Anatomy of Software Applications

This is kinda "duh" stuff, but here goes: What does all professional software have in common? What attributes do all non-trivial programs share?

When you're in school and you write assignment programs, often, they're command-line, single-execution processes. These toy programs exist as drivers for some concept you're trying to grasp--string operations, numercal calculations, or Object-Oriented programming. An example might be: "Read a file that contains a maze and print out the steps to find the exit as coordinates."

That's not real world, however. What makes a real-world application?

I came up with 6 Characteristic areas :

  • Type/Mode

  • Algorithms/Business Logic

  • Communications

  • Logging/Debugging

  • Persistence/Migration

  • Metadata

What kind of app is it? Some examples would be: Command-line, GUI, Service/Daemon, Web App. For instance, Gmail is a web app used for reading mail online. Grep is a command-line app for filtering textual input against a pattern. Whatever your app is, it's one or more of these types.

Algorithms/Business Logic
This is what your app does--the problem that it solves. Be it as simple as 10 print "Hello World" or as complex as excel or mathematica, your app has business logic inside it.

Your app is running on a computer somewhere, but without communicating with the outside world, it's useless. Logic is blind, deaf, and dumb, and must have some data upon which to operate. This can be anything from reading from STDIN and writing to STDOUT, through files on disks, Sockets, Communication Ports, or a GUI.

* * *

Okay, okay, *every* app (even our maze example) fulfills these first three. It's the next three that get interesting.

In real world apps, we need some way to know what the app's doing as it's running, and we need a way to tunnel deeper and deeper into its innards as needed. They don't make MRI's for software (yet), so we need to weave logging into our apps somehow. This can take several forms: Log files with varying severity levels, debug consoles or dashboards, or even runtimes that let us change & modify application logic at runtime. One thing I've noticed--systems without logging don't survive long. You can't get into the field and hook-up your debugger; you need enough information in a logfile to locallize and reproduce the bug.

An accessory to the above is automated crash reporting--sending the corefile, dump, and/or logfile back to the home office whenever you fail.

Oftentimes, you want to save information between runs of your program, or visits to your site. If you could buy an infinite amount of RAM and ensure your computer never powered-down, you could save it in data structures in memory. Sadly, this won't work. So, we need some form of external persistence--files, the Windows Registry, a database, or one of those newfangled "clouds" like Amazon's EC2.

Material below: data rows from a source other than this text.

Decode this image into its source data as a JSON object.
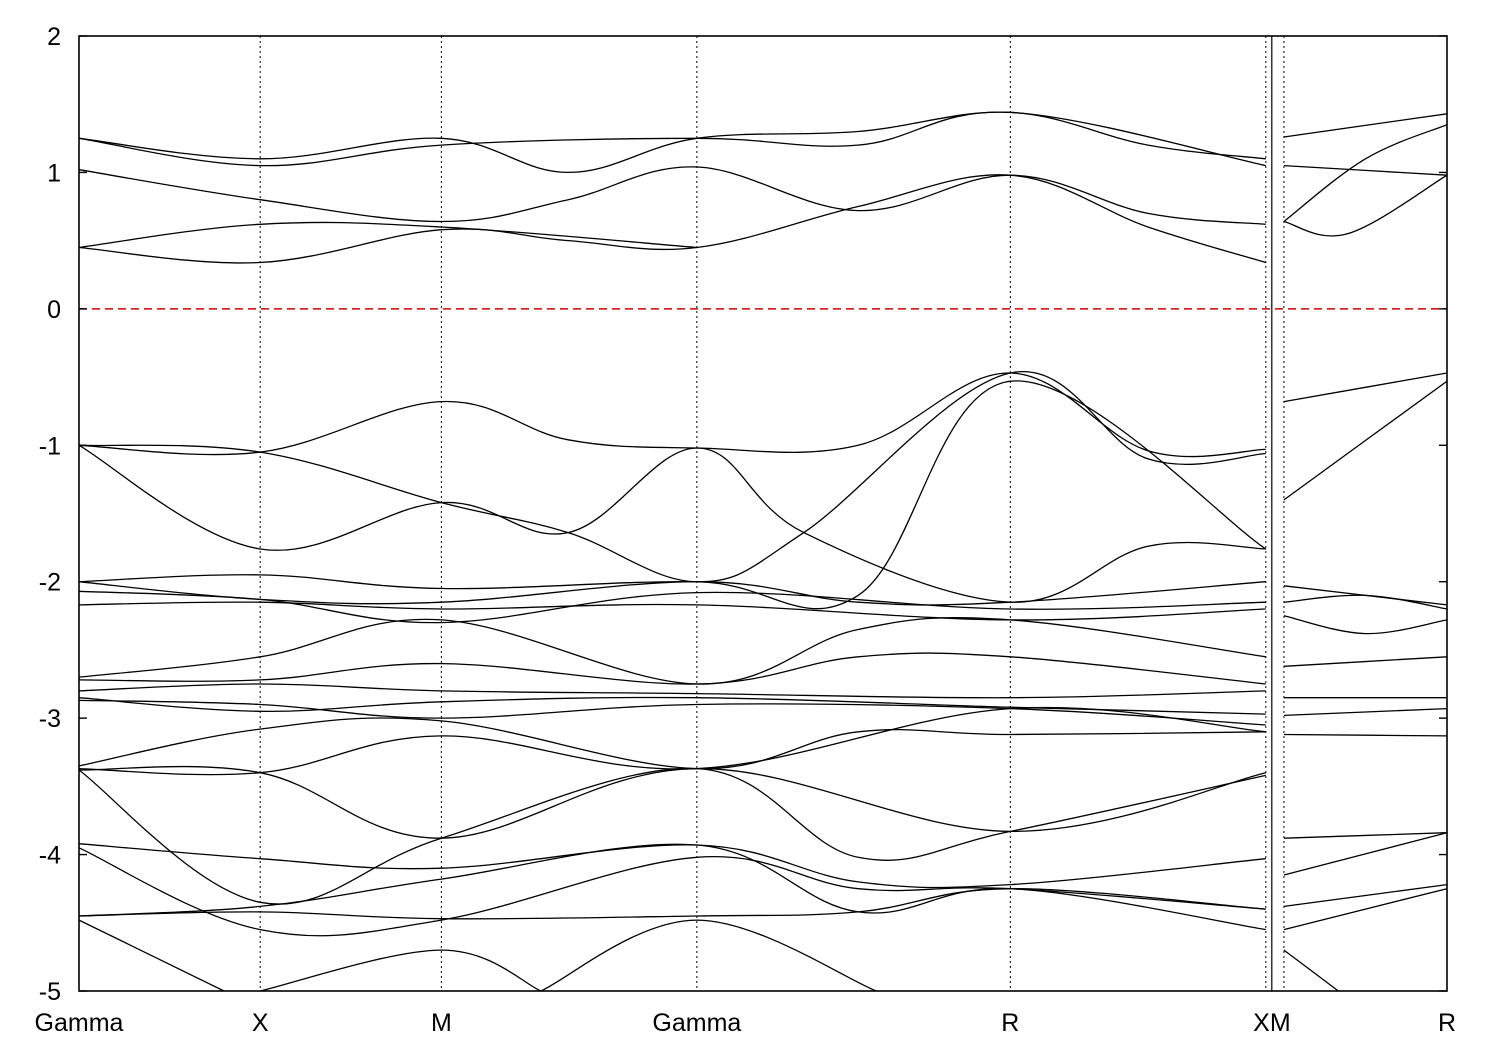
{
  "chart_data": {
    "type": "line",
    "title": "",
    "xlabel": "",
    "ylabel": "",
    "ylim": [
      -5,
      2
    ],
    "yticks": [
      2,
      1,
      0,
      -1,
      -2,
      -3,
      -4,
      -5
    ],
    "grid": "vertical dotted lines at high-symmetry points",
    "legend": "none",
    "fermi_level": {
      "value": 0,
      "color": "#d40000",
      "style": "dashed"
    },
    "line_color": "#000000",
    "kpoints": [
      {
        "label": "Gamma",
        "x": 0.0
      },
      {
        "label": "X",
        "x": 1.0
      },
      {
        "label": "M",
        "x": 2.0
      },
      {
        "label": "Gamma",
        "x": 3.41
      },
      {
        "label": "R",
        "x": 5.14
      },
      {
        "label": "X",
        "x": 6.55
      },
      {
        "label": "M",
        "x": 6.65
      },
      {
        "label": "R",
        "x": 7.55
      }
    ],
    "discontinuity_x": 6.55,
    "xlim": [
      0,
      7.55
    ],
    "series": [
      {
        "segments": [
          [
            0,
            0.45
          ],
          [
            1,
            0.34
          ],
          [
            2,
            0.58
          ],
          [
            2.7,
            0.5
          ],
          [
            3.41,
            0.45
          ],
          [
            4.3,
            0.75
          ],
          [
            5.14,
            0.98
          ],
          [
            5.9,
            0.6
          ],
          [
            6.55,
            0.34
          ]
        ]
      },
      {
        "segments": [
          [
            0,
            0.45
          ],
          [
            1,
            0.62
          ],
          [
            2,
            0.6
          ],
          [
            3.41,
            0.45
          ]
        ]
      },
      {
        "segments": [
          [
            0,
            1.02
          ],
          [
            1,
            0.8
          ],
          [
            2,
            0.64
          ],
          [
            2.7,
            0.8
          ],
          [
            3.41,
            1.04
          ],
          [
            4.3,
            0.72
          ],
          [
            5.14,
            0.98
          ],
          [
            5.9,
            0.7
          ],
          [
            6.55,
            0.62
          ]
        ]
      },
      {
        "segments": [
          [
            0,
            1.25
          ],
          [
            1,
            1.1
          ],
          [
            2,
            1.25
          ],
          [
            2.7,
            1.0
          ],
          [
            3.41,
            1.25
          ],
          [
            4.3,
            1.3
          ],
          [
            5.14,
            1.44
          ],
          [
            5.9,
            1.2
          ],
          [
            6.55,
            1.1
          ]
        ]
      },
      {
        "segments": [
          [
            0,
            1.25
          ],
          [
            1,
            1.05
          ],
          [
            2,
            1.2
          ],
          [
            3.41,
            1.25
          ],
          [
            4.3,
            1.2
          ],
          [
            5.14,
            1.44
          ],
          [
            6.55,
            1.05
          ]
        ]
      },
      {
        "segments": [
          [
            6.65,
            0.64
          ],
          [
            7.0,
            0.55
          ],
          [
            7.55,
            0.98
          ]
        ]
      },
      {
        "segments": [
          [
            6.65,
            1.26
          ],
          [
            7.55,
            1.43
          ]
        ]
      },
      {
        "segments": [
          [
            6.65,
            1.05
          ],
          [
            7.55,
            0.98
          ]
        ]
      },
      {
        "segments": [
          [
            6.65,
            0.64
          ],
          [
            7.1,
            1.1
          ],
          [
            7.55,
            1.35
          ]
        ]
      },
      {
        "segments": [
          [
            0,
            -1.0
          ],
          [
            1,
            -1.05
          ],
          [
            2,
            -0.68
          ],
          [
            2.7,
            -0.96
          ],
          [
            3.41,
            -1.02
          ],
          [
            4.3,
            -1.0
          ],
          [
            5.14,
            -0.47
          ],
          [
            5.9,
            -1.04
          ],
          [
            6.55,
            -1.03
          ]
        ]
      },
      {
        "segments": [
          [
            0,
            -1.0
          ],
          [
            1,
            -1.76
          ],
          [
            2,
            -1.42
          ],
          [
            2.7,
            -1.64
          ],
          [
            3.41,
            -1.02
          ],
          [
            4.0,
            -1.64
          ],
          [
            5.14,
            -2.15
          ],
          [
            5.9,
            -1.74
          ],
          [
            6.55,
            -1.76
          ]
        ]
      },
      {
        "segments": [
          [
            0,
            -1.0
          ],
          [
            1,
            -1.05
          ],
          [
            2,
            -1.42
          ],
          [
            2.7,
            -1.64
          ],
          [
            3.41,
            -2.0
          ],
          [
            4.0,
            -1.64
          ],
          [
            5.14,
            -0.47
          ],
          [
            5.9,
            -1.1
          ],
          [
            6.55,
            -1.06
          ]
        ]
      },
      {
        "segments": [
          [
            0,
            -2.0
          ],
          [
            1,
            -1.95
          ],
          [
            2,
            -2.05
          ],
          [
            3.41,
            -2.0
          ],
          [
            4.3,
            -2.1
          ],
          [
            5.14,
            -0.53
          ],
          [
            6.55,
            -1.76
          ]
        ]
      },
      {
        "segments": [
          [
            0,
            -2.0
          ],
          [
            1,
            -2.13
          ],
          [
            2,
            -2.15
          ],
          [
            3.41,
            -2.0
          ],
          [
            4.3,
            -2.15
          ],
          [
            5.14,
            -2.15
          ],
          [
            6.55,
            -2.0
          ]
        ]
      },
      {
        "segments": [
          [
            0,
            -2.07
          ],
          [
            1,
            -2.13
          ],
          [
            2,
            -2.3
          ],
          [
            3.41,
            -2.08
          ],
          [
            5.14,
            -2.2
          ],
          [
            6.55,
            -2.15
          ]
        ]
      },
      {
        "segments": [
          [
            0,
            -2.17
          ],
          [
            1,
            -2.15
          ],
          [
            2,
            -2.2
          ],
          [
            3.41,
            -2.17
          ],
          [
            5.14,
            -2.28
          ],
          [
            6.55,
            -2.2
          ]
        ]
      },
      {
        "segments": [
          [
            0,
            -2.7
          ],
          [
            1,
            -2.55
          ],
          [
            2,
            -2.28
          ],
          [
            3.41,
            -2.75
          ],
          [
            4.3,
            -2.35
          ],
          [
            5.14,
            -2.28
          ],
          [
            6.55,
            -2.55
          ]
        ]
      },
      {
        "segments": [
          [
            0,
            -2.72
          ],
          [
            1,
            -2.72
          ],
          [
            2,
            -2.6
          ],
          [
            3.41,
            -2.75
          ],
          [
            4.3,
            -2.55
          ],
          [
            5.14,
            -2.55
          ],
          [
            6.55,
            -2.75
          ]
        ]
      },
      {
        "segments": [
          [
            0,
            -2.8
          ],
          [
            1,
            -2.75
          ],
          [
            2,
            -2.8
          ],
          [
            3.41,
            -2.82
          ],
          [
            5.14,
            -2.85
          ],
          [
            6.55,
            -2.8
          ]
        ]
      },
      {
        "segments": [
          [
            0,
            -2.85
          ],
          [
            1,
            -2.95
          ],
          [
            2,
            -2.88
          ],
          [
            3.41,
            -2.85
          ],
          [
            5.14,
            -2.92
          ],
          [
            6.55,
            -2.97
          ]
        ]
      },
      {
        "segments": [
          [
            0,
            -2.87
          ],
          [
            1,
            -2.9
          ],
          [
            2,
            -3.0
          ],
          [
            3.41,
            -2.9
          ],
          [
            5.14,
            -2.93
          ],
          [
            6.55,
            -3.05
          ]
        ]
      },
      {
        "segments": [
          [
            0,
            -3.35
          ],
          [
            1,
            -3.08
          ],
          [
            2,
            -3.02
          ],
          [
            3.41,
            -3.37
          ],
          [
            4.3,
            -3.1
          ],
          [
            5.14,
            -3.12
          ],
          [
            6.55,
            -3.1
          ]
        ]
      },
      {
        "segments": [
          [
            0,
            -3.37
          ],
          [
            1,
            -3.4
          ],
          [
            2,
            -3.13
          ],
          [
            3.41,
            -3.37
          ],
          [
            5.14,
            -2.93
          ],
          [
            6.55,
            -3.1
          ]
        ]
      },
      {
        "segments": [
          [
            0,
            -3.38
          ],
          [
            1,
            -3.4
          ],
          [
            2,
            -3.88
          ],
          [
            3.41,
            -3.37
          ],
          [
            5.14,
            -3.83
          ],
          [
            6.55,
            -3.4
          ]
        ]
      },
      {
        "segments": [
          [
            0,
            -3.38
          ],
          [
            1,
            -4.35
          ],
          [
            2,
            -3.88
          ],
          [
            3.41,
            -3.37
          ],
          [
            4.3,
            -4.02
          ],
          [
            5.14,
            -3.83
          ],
          [
            6.55,
            -3.42
          ]
        ]
      },
      {
        "segments": [
          [
            0,
            -3.92
          ],
          [
            1,
            -4.03
          ],
          [
            2,
            -4.1
          ],
          [
            3.41,
            -3.93
          ],
          [
            4.3,
            -4.2
          ],
          [
            5.14,
            -4.22
          ],
          [
            6.55,
            -4.03
          ]
        ]
      },
      {
        "segments": [
          [
            0,
            -3.95
          ],
          [
            1,
            -4.55
          ],
          [
            2,
            -4.48
          ],
          [
            3.41,
            -4.02
          ],
          [
            4.3,
            -4.25
          ],
          [
            5.14,
            -4.25
          ],
          [
            6.55,
            -4.4
          ]
        ]
      },
      {
        "segments": [
          [
            0,
            -4.45
          ],
          [
            1,
            -4.38
          ],
          [
            2,
            -4.18
          ],
          [
            3.41,
            -3.93
          ],
          [
            4.3,
            -4.42
          ],
          [
            5.14,
            -4.25
          ],
          [
            6.55,
            -4.55
          ]
        ]
      },
      {
        "segments": [
          [
            0,
            -4.45
          ],
          [
            1,
            -4.42
          ],
          [
            2,
            -4.47
          ],
          [
            3.41,
            -4.45
          ],
          [
            4.3,
            -4.42
          ],
          [
            5.14,
            -4.25
          ],
          [
            6.55,
            -4.4
          ]
        ]
      },
      {
        "segments": [
          [
            0,
            -4.48
          ],
          [
            0.8,
            -5.0
          ]
        ]
      },
      {
        "segments": [
          [
            1,
            -5.0
          ],
          [
            2,
            -4.7
          ],
          [
            2.55,
            -5.0
          ]
        ]
      },
      {
        "segments": [
          [
            2.55,
            -5.0
          ],
          [
            3.41,
            -4.48
          ],
          [
            4.4,
            -5.0
          ]
        ]
      },
      {
        "segments": [
          [
            6.65,
            -0.68
          ],
          [
            7.55,
            -0.47
          ]
        ]
      },
      {
        "segments": [
          [
            6.65,
            -1.4
          ],
          [
            7.55,
            -0.53
          ]
        ]
      },
      {
        "segments": [
          [
            6.65,
            -2.03
          ],
          [
            7.55,
            -2.17
          ]
        ]
      },
      {
        "segments": [
          [
            6.65,
            -2.15
          ],
          [
            7.1,
            -2.1
          ],
          [
            7.55,
            -2.2
          ]
        ]
      },
      {
        "segments": [
          [
            6.65,
            -2.25
          ],
          [
            7.1,
            -2.38
          ],
          [
            7.55,
            -2.28
          ]
        ]
      },
      {
        "segments": [
          [
            6.65,
            -2.62
          ],
          [
            7.55,
            -2.55
          ]
        ]
      },
      {
        "segments": [
          [
            6.65,
            -2.85
          ],
          [
            7.55,
            -2.85
          ]
        ]
      },
      {
        "segments": [
          [
            6.65,
            -2.98
          ],
          [
            7.55,
            -2.93
          ]
        ]
      },
      {
        "segments": [
          [
            6.65,
            -3.12
          ],
          [
            7.55,
            -3.13
          ]
        ]
      },
      {
        "segments": [
          [
            6.65,
            -3.88
          ],
          [
            7.55,
            -3.84
          ]
        ]
      },
      {
        "segments": [
          [
            6.65,
            -4.15
          ],
          [
            7.55,
            -3.84
          ]
        ]
      },
      {
        "segments": [
          [
            6.65,
            -4.38
          ],
          [
            7.55,
            -4.22
          ]
        ]
      },
      {
        "segments": [
          [
            6.65,
            -4.55
          ],
          [
            7.55,
            -4.25
          ]
        ]
      },
      {
        "segments": [
          [
            6.65,
            -4.7
          ],
          [
            6.95,
            -5.0
          ]
        ]
      }
    ]
  }
}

This persistence stuff is non-trivial, and whole sub-industries spring-up (no pun intended!) to service it. Holy wars emerge. One solution is slow and easy, another is fast and cumbersome. That's just for the current version.

It gets really nasty if you have a particular class of app--the client-hosted app with persistence. In this case, when you change from v1 to v2 of your app, you must MIGRATE the data from its previous form to the new version's tangled web of hacked up"schema". People will go to extreme lengths to avoid migrating data, even writing whole new, incompatible apps just so they needn't worry about it.

Good metadata management is the mark of professional software. Sure, you can hard-code things like strings, timeout values, and input validation regex's into your code, but WHY do that? Every programming environment has good to great support for storing these metadata values in some easily-accessible external format--an INI file, .rc file, Windows Registry, Java .properties, YAML file, or (gulp) Spring XML. All hew-down the same tree--factoring-out stuff that doesn't belong in source code.

* * *

My big beef with the above are apps that confuse Persistence and Metadata. Yes, if you oversimplify both involve storing values across instances/invocations on some external medium. But I have two guideliness I like to follow:

  • Don't use a metadata medium as a database. Specifically, the Windows Registry. Yes, it's convenient, but don't be lazy.

  • Don't use a general-purpose storage medium for your metadata. Specifically, a database. Yes, it's convenient, but don't be lazy.

I know plenty of successful apps that abuse the above (I've worked on two!), but on a greenfield app, I'd keep the metadata in an read-often/write-rarely medium, like the Registy or a YAML file, and the persistent data is a read/write optimized, easy-to-migrate medium like a RDBMS.

Like I said, alot of 'Duh' stuff for those of us in the industry, but planning for each of these in a new app (particularly logging/debug) is worth the effort.